UK businesses told to register with government for continued Horizon 2020 funding

Thousands of companies urged to input their details onto website to ensure grant money flows after potential ‘no-deal’ Brexit

Thousands of companies urged to input their details onto website to ensure grant money flows after potential ‘no-deal’ Brexit

UK businesses receiving EU research funding are being urged to register their details with the government so they can continue to receive funding if the UK leaves the EU with no deal.

The government on Monday warned that thousands of businesses still need to sign up for crucial updates on Horizon 2020 grant payments. Some 5,500 UK public and private organisations have registered already, but thousands more are estimated to have not signed up.

A website managed by the public funding agency UK Research and Innovation is collecting details for all current EU research projects involving UK-based participants.

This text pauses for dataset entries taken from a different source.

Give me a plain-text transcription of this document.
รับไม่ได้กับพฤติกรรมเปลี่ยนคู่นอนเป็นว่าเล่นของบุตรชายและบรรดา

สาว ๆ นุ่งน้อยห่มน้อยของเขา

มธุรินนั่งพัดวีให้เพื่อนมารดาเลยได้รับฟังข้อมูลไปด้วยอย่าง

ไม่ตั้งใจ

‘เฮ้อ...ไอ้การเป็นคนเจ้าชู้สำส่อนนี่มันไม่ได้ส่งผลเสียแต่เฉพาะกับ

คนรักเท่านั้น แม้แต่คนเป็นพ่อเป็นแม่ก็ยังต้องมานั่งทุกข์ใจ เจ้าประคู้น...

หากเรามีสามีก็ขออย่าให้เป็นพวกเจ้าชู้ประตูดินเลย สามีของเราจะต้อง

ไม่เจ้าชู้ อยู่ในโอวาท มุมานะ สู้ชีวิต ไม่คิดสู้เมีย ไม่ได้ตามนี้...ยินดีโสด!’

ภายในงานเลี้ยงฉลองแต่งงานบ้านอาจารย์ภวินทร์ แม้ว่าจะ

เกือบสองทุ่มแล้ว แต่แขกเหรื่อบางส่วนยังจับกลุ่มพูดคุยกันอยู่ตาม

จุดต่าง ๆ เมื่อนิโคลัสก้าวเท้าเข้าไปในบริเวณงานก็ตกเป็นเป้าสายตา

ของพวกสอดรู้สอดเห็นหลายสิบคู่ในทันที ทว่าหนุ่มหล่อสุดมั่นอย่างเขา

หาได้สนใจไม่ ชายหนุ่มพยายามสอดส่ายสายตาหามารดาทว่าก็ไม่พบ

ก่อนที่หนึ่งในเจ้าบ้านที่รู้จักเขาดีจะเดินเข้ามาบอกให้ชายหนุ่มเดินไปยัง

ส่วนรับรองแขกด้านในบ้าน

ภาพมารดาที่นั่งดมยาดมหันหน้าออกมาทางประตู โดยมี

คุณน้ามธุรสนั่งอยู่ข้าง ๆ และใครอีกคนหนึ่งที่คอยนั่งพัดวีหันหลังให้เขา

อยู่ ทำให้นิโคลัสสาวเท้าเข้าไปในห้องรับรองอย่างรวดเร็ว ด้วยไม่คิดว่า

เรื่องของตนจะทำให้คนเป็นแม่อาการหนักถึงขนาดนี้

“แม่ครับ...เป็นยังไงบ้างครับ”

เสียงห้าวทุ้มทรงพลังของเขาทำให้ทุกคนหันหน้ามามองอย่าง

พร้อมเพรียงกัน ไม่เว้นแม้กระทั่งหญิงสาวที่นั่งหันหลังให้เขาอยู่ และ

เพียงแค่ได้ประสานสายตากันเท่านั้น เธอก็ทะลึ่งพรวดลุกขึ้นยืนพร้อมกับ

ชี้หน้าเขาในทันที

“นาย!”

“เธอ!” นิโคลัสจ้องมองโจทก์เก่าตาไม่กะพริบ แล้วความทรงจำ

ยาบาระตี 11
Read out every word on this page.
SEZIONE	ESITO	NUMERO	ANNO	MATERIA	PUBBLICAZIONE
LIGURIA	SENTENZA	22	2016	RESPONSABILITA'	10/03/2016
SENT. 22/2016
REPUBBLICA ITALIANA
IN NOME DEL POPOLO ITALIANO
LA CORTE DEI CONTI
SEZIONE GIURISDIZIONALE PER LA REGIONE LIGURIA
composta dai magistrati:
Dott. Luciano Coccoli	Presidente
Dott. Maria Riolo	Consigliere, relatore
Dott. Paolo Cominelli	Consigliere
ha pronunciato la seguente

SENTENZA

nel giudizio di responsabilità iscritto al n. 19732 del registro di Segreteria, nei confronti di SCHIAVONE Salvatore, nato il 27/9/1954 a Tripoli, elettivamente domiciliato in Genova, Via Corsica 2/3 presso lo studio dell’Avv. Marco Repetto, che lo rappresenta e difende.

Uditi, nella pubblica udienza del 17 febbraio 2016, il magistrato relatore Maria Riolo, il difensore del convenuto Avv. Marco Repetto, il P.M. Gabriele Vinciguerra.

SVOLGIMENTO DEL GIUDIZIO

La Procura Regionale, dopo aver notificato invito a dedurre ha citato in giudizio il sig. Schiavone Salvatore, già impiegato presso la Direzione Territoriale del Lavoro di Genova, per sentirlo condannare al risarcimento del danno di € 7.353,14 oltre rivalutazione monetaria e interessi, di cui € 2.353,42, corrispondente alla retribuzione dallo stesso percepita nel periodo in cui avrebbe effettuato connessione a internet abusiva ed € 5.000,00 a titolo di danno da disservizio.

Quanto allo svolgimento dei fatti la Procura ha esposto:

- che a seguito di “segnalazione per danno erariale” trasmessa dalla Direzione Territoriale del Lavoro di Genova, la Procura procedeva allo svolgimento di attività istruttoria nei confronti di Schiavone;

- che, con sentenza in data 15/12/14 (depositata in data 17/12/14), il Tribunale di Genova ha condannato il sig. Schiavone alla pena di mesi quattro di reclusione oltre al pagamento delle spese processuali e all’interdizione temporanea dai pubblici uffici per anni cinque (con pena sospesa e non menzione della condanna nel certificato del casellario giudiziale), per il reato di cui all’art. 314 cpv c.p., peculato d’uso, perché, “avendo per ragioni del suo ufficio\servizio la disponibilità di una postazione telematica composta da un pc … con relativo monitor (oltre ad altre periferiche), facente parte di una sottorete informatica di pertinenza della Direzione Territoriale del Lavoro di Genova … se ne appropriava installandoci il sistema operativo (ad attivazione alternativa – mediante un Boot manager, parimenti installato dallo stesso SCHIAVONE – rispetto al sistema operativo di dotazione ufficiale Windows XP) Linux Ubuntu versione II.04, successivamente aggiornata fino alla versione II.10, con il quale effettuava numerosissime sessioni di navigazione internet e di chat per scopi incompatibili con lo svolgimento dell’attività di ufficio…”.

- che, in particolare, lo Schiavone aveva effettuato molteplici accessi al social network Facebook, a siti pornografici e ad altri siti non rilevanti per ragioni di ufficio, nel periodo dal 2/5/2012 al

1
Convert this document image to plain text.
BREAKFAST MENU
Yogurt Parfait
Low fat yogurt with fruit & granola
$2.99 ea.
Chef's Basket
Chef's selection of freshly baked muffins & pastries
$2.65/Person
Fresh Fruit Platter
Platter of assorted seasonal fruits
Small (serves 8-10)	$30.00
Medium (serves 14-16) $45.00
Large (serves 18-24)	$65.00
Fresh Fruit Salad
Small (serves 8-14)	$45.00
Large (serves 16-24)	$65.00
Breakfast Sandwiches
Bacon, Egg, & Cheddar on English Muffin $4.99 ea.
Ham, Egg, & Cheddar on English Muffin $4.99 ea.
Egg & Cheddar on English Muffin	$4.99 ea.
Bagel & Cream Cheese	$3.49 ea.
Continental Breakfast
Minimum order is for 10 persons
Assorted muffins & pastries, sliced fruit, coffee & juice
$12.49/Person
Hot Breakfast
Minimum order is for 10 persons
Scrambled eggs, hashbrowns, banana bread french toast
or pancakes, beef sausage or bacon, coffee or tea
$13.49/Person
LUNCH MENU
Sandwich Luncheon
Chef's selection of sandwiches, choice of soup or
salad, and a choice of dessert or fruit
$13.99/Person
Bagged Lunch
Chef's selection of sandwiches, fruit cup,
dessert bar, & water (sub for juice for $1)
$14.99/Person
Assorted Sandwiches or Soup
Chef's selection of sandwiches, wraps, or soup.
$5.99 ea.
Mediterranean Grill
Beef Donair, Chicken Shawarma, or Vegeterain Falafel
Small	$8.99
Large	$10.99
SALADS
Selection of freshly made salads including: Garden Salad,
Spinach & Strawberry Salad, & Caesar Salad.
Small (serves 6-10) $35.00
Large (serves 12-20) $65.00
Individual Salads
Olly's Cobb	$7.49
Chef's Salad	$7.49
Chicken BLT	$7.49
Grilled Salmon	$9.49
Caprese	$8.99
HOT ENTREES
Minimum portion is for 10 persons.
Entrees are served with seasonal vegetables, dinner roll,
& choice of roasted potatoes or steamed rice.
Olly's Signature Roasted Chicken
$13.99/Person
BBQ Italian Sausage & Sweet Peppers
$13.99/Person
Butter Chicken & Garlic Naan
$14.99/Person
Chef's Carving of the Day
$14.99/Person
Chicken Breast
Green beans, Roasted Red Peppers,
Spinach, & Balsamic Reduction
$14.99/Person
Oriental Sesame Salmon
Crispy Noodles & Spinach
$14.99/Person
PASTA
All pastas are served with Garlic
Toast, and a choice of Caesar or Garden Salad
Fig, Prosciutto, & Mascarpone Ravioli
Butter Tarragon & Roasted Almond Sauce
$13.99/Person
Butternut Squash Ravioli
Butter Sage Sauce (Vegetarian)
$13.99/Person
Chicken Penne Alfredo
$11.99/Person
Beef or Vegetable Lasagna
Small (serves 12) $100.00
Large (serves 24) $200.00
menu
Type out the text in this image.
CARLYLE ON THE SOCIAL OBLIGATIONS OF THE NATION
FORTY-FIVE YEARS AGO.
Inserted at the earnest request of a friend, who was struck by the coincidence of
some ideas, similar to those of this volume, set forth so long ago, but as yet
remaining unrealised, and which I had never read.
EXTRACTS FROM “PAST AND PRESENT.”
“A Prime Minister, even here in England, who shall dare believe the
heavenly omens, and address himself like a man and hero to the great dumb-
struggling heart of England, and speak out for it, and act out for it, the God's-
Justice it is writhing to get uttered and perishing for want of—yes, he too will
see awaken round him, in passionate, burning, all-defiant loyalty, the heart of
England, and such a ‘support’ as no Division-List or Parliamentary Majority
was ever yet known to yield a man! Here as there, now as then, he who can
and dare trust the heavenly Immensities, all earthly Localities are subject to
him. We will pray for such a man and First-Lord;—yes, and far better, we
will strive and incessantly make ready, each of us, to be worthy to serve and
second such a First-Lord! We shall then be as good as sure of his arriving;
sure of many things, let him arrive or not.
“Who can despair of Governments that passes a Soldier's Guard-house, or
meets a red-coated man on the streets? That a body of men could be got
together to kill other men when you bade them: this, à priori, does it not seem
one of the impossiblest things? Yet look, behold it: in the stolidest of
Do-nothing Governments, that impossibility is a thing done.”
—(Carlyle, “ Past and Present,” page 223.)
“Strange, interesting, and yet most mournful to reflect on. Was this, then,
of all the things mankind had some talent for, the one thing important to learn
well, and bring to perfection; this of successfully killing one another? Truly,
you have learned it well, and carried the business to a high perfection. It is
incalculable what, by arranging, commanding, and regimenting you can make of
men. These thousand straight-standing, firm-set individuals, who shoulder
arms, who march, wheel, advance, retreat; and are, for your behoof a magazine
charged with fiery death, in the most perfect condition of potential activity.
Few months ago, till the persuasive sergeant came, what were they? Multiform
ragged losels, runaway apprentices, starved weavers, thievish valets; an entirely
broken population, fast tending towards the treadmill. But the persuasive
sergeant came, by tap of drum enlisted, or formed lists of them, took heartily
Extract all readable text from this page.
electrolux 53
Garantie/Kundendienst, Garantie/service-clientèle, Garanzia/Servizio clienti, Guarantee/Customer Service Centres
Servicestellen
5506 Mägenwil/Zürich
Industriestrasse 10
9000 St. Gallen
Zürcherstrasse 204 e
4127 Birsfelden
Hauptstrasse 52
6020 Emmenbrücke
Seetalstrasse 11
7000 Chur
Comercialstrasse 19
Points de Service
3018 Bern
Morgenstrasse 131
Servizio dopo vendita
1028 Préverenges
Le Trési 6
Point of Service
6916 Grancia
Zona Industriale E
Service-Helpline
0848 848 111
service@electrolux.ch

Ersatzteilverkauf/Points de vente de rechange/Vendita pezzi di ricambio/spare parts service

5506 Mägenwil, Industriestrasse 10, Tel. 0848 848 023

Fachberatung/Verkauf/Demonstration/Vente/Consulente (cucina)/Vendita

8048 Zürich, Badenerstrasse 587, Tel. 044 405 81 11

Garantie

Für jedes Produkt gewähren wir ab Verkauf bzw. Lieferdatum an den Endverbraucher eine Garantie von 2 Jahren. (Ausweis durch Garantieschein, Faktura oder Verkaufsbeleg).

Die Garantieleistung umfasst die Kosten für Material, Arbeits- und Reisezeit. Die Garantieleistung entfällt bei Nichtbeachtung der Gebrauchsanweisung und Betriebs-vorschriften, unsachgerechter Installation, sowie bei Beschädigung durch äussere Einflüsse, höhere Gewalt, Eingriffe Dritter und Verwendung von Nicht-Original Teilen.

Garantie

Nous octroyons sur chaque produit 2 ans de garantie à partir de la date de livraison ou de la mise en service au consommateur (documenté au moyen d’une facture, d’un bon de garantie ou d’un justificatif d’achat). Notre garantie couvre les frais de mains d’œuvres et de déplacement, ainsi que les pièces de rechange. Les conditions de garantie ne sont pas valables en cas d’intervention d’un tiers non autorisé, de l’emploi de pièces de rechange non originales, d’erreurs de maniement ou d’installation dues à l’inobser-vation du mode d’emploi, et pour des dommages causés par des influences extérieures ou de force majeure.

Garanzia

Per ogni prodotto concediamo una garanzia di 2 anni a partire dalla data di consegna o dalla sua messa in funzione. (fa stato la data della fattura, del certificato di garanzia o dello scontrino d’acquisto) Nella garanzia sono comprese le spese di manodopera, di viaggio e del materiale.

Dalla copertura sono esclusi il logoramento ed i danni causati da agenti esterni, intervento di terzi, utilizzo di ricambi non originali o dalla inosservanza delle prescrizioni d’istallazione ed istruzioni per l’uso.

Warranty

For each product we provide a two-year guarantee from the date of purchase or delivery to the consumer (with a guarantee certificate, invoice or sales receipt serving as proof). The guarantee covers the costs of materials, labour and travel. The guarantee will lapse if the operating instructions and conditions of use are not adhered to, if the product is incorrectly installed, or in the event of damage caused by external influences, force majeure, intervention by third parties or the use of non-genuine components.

The UK has the second highest number of project participations in the EU’s Horizon 2020 programme – over 10,200.

“I want to ensure researchers and innovators have the confidence to push on with their great work, which is why I urge businesses to register their details on this simple online portal for Horizon 2020 grants. It takes just 10 minutes per grant for the data to be inputted,” UK science minister Chris Skidmore said.

The online portal was launched in September 2018 after the government said if it cannot strike a deal with Brussels, it would underwrite Horizon 2020 funding for all existing and future successful UK bids. The guarantee covers the lifetime of projects, even if they last beyond 2020.

The UK would still be eligible to take part in Horizon 2020 after Brexit as a third country, but unless an agreement is secured, British scientists will become ineligible for European Research Council grants and some parts of the Marie Skłodowska-Curie Actions programme, which promotes researcher mobility.

As the UK prepares to leave the EU in less than 60 days, government officials say they have tried to get Brussels to engage on how a guarantee scheme would work in practice, but have found a closed door to formal negotiations.

It is unclear if Brussels is making any particular contingency plans for administering research contracts to British scientists in the event of a no-deal Brexit.